Belle faisait semblant de dormir. Hrist le sentait. Elle restait immobile, face à la fenêtre fermée et lorsqu'un bruit se faisait entendre, elle s'enfonçait dans son lit comme si elle souhaitait disparaitre totalement de la surface de la terre. Elle ne bougeait même pas, d'ordinaire, son sommeil était agité, elle se retournait et ronflait doucement et cette nuit, il n'en était rien.
Hrist passa également une grande partie de sa nuit éveillée. Elle était trop occupée à essayer d'y comprendre quelque chose. Qui était le traître ? Lui fallait-il partir ou rester ? Tant que le doute planait, elle savait en son fort intérieur qu'elle ne bougerait pas d'un pouce mais que, ce faisant, elle restait également exposée à être découverte et n'arrivait pas à savoir quel scénario elle détestait le plus.
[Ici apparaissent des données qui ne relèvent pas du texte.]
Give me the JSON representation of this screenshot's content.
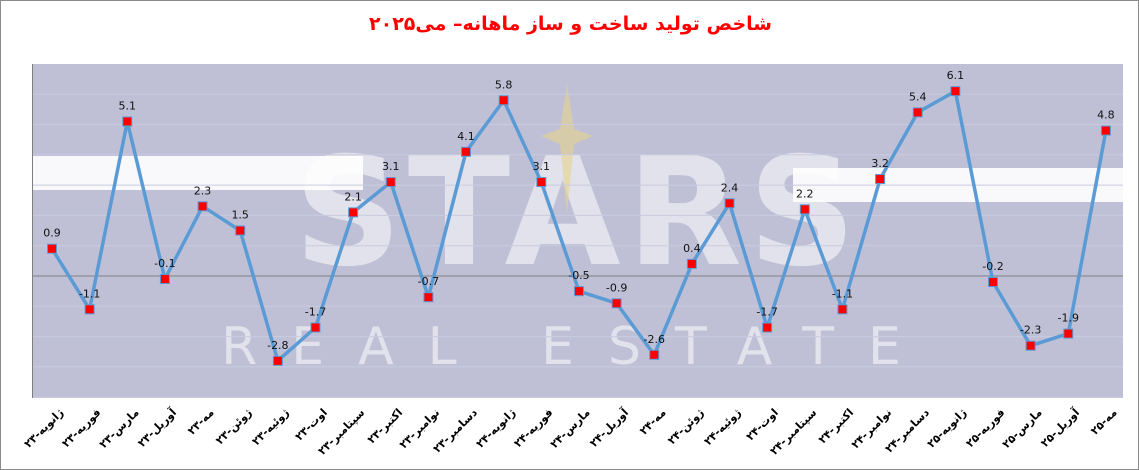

Le soleil se levait et on entendit un hurlement dans la maison. Belle se dressa tremblante, elle attendait le hurlement du loup mais ce fut celui d'une femme, dans l'enceinte de la maison. Un hurlement si strident qu'il avait fait peur à Hrist. Elles se levèrent et hésitèrent un instant avant de s'aventurer dehors. Quelques hommes déboulèrent dans le couloir d'un pas lourd et les miliciens alertés par le cri entrèrent à leur tour.
Le cri venait du bout du couloir. C'était la petite Adèle qui pleurait à genoux devant la porte. Dans la chambre, le corps de Jofre se balançait au bout d'une corde. Les hommes s'agglutinèrent devant l'entrée, à peine assez grande pour laisser deux personnes passer. Hrist pu se frayer un chemin lorsque certains travailleurs firent de la place pour laisser Adèle s'en aller, la pauvre fille tomba dans l'inconscience et fut portée avec douceur jusqu'à sa paillasse.
Jofre était de dos, il était inutile de se précipiter pour essayer de le soulever puisqu'on voyait déjà qu'il était mort, ses doigts étaient noircis à cause du sang qui s'y était accumulé. Un léger courant d'air fit qu'il se tourna au bout de la corde face à l'assemblée, comme pour les saluer. Le forgeron vomit une épaisse bile verdâtre et jaune qui éclaboussa les chevilles de la tueuse qui s'approcha.
( Je n'y comprends plus rien. Rien. )
Un milicien la bouscula et demanda que l'on cri haro pour faire venir le coroner. Un autre s'approcha et constata. " Inutile. Il s'est pendu dans la nuit, le triste bougre. C'est un suicide, pas un meurtre, ça se voit à l'angle de sa tête. Puisse les Dieux lui être miséricordieux. "
Ensembles, ils soulevèrent le corps et coupèrent la corde. Jofre fut étendu à même le sol. Il avait le visage gonflé et les lèvres noires, les yeux ensanglantés fixaient le vide avec déjà un léger voile opaque sur chacun d'eux. Un homme essaya de les lui fermer mais sans succès, la rigidité avait déjà gagné le corps. Sa mort datait déjà de quelques heures, il avait du mettre fin à ses jours peu après la nouvelle. La question était : Avait-il quelque chose à se reprocher ?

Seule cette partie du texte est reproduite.